Anthony Aitken, Head of Planning at Colliers International commented: “It seems rather ironic that housebuilders were criticised in the NPPF announcement for not building enough homes and were asked to ‘do their duty’ to achieve this aim. This does not strike me as the means to motivate the housebuilders to address this crisis – it seems to be more a case of direct criticism without understanding the wider factors. The consultative NPPF could have suggested that the green belt, as a land use, needs to be reviewed nationally, as its founding reasons in 1947, need to be reassessed to meet societies modern needs, namely ‘housing our population’.
“In order for us to push forward, there should be greater resource for local authorities to complete local plan reviews timeously. Suggested penalties via the removal of local plan powers for authorities who do not produce timeous local plans has been long heralded, but until enacted, this remains ‘all talk and no action.
“The reasons for planning permission not being implemented timeously to deliver new homes are a combination of lengthy legal agreements often taking years to conclude or pre-commencement conditions being so extensive, it again takes years to work through these to get on site. The Letwin Review will comment on this matter later this week.

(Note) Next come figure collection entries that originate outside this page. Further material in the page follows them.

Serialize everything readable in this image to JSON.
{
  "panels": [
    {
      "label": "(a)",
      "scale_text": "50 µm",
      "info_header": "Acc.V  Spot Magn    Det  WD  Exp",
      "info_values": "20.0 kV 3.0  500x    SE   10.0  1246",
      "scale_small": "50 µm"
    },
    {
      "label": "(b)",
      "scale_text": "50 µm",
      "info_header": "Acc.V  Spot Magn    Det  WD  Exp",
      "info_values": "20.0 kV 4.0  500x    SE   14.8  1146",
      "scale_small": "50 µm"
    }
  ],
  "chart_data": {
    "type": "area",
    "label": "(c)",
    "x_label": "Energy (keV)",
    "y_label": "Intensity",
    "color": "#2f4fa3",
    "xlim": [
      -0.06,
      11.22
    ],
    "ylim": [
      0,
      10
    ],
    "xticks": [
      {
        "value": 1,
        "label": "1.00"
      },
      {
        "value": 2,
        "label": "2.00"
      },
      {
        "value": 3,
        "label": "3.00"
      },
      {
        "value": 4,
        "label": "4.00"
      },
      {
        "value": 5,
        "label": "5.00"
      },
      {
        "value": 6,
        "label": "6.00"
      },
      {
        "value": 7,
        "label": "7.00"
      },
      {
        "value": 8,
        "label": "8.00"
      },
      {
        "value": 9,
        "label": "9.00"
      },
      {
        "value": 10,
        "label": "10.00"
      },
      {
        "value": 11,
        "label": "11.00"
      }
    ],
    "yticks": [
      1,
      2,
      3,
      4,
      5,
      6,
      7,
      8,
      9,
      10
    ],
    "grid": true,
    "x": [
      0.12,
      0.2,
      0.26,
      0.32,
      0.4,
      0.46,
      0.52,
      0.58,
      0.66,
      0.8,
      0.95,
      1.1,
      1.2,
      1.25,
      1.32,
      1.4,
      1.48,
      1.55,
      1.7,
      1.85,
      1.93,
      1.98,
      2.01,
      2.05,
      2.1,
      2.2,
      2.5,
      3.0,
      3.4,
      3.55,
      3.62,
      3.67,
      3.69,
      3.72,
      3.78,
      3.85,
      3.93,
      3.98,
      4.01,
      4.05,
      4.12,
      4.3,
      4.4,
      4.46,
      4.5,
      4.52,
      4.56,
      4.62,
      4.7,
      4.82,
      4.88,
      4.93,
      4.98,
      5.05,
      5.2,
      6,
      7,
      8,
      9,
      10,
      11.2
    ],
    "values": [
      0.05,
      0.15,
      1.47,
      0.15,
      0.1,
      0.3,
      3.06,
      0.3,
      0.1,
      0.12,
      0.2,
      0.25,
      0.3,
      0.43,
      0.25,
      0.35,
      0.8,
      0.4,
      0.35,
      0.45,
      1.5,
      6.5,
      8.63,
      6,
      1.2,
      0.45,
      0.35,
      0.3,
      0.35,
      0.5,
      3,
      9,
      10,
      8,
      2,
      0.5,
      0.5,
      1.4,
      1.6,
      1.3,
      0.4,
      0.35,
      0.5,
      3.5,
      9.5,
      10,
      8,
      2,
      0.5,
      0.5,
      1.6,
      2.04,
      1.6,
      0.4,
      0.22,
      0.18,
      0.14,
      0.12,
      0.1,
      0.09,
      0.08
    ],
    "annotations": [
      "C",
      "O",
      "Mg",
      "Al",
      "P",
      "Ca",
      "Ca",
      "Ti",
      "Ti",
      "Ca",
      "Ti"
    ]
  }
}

“The government has clearly failed to ‘do its duty’ in providing clear guidance on how 300,000 houses per annum are to be delivered in England, with green belt policy unaltered, no new resource for the public sector to advance local plans or determine applications, encouragement of neighbourhood plans which seek to thwart residential development and no penalties for local authorities who fail to plan. Each provide barriers to quick development for housebuilders to progress sites and build more homes. The consultation on the NPPF was clearly a missed opportunity!”